DIP1028 - Rationale for accepting as is

Fri May 22 03:36:03 UTC 2020

On Friday, 22 May 2020 at 01:22:19 UTC, Walter Bright wrote:
> I have made these points before, but I'll summarize them here
> for convenient referral.
>
> ----
>
> [...]

First, thank you for taking the time to summarize your position. 
I understand
your objection to the proposed amendment much better now than I 
did after
only reviewing the discussion thread.

Second, I'd like to present a potential failure mode of DIP 1028 
that I think
still remains unaddressed.

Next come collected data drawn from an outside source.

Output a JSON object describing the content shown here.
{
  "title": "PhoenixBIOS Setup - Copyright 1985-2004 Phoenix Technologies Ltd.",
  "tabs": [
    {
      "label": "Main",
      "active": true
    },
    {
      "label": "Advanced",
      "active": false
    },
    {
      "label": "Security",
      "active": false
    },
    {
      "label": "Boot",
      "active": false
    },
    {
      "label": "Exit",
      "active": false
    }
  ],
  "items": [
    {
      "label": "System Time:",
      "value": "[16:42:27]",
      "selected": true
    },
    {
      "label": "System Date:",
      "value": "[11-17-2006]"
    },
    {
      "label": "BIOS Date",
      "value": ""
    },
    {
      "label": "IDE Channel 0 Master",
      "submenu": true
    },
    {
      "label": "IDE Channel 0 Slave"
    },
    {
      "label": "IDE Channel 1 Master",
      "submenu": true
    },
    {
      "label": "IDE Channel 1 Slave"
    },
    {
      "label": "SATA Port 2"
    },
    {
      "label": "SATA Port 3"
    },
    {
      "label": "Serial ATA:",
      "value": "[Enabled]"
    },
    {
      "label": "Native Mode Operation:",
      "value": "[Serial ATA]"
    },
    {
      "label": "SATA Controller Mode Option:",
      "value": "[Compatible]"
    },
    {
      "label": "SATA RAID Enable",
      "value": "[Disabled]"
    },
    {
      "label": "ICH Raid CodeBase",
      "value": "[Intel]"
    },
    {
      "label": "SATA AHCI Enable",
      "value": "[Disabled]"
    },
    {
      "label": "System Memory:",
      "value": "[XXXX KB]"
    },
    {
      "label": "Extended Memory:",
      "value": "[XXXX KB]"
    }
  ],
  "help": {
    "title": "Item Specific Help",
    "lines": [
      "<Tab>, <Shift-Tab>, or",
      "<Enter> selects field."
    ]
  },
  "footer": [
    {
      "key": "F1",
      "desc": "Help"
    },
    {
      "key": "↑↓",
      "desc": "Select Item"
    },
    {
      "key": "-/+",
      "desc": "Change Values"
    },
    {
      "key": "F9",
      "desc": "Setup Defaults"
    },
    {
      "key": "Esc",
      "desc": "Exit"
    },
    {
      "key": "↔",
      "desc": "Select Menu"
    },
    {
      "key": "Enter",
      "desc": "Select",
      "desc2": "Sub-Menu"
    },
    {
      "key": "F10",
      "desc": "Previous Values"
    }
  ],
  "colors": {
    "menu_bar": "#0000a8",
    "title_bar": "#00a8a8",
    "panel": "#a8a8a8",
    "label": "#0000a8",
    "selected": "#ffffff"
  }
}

Consider the following scenario:

Someone has created bindings for a C library and published them on
code.dlang.org. Because they were written prior to DIP 1028, the 
author assumed
that @system was the default, and didn't bother to add explicit 
annotations to
@system functions. Their code looks like this:

--- clibrary.d

     void monkey_around(...); // assumed @system-by-default

---

Months or years later, I decide to write a D program that makes 
use of these
bindings. By then, @safe-by-default has been fully implemented. I 
add
`clibrary` as a dependency to my Dub project and write the 
following code:

--- app.d

     import clibrary;

     void main() // @safe-by-default
     {
         /* ... code ... */

         monkey_around(...);

         /* ... more code ... */
     }

---

My program compiles with no errors...and then corrupts memory at 
run-time, even
though every line of code I've written is @safe. Oops.

This is the nightmare scenario that people are worried about: 
safety violations
being introduced *silently* into existing, correct D code.

Of course, the author of clibrary.d *should* update their code to 
add explicit
@system annotations, but how will they know there's a problem if 
the compiler
never complains about it? Most likely, by the time they or one of 
their users
finally track down the root of the problem, the damage will 
already have been
done.

Something ought to be done to prevent this. It doesn't have to be 
the exact
proposal from the discussion thread, but doing nothing and 
allowing widespread
silent breakage cannot possibly be the best solution.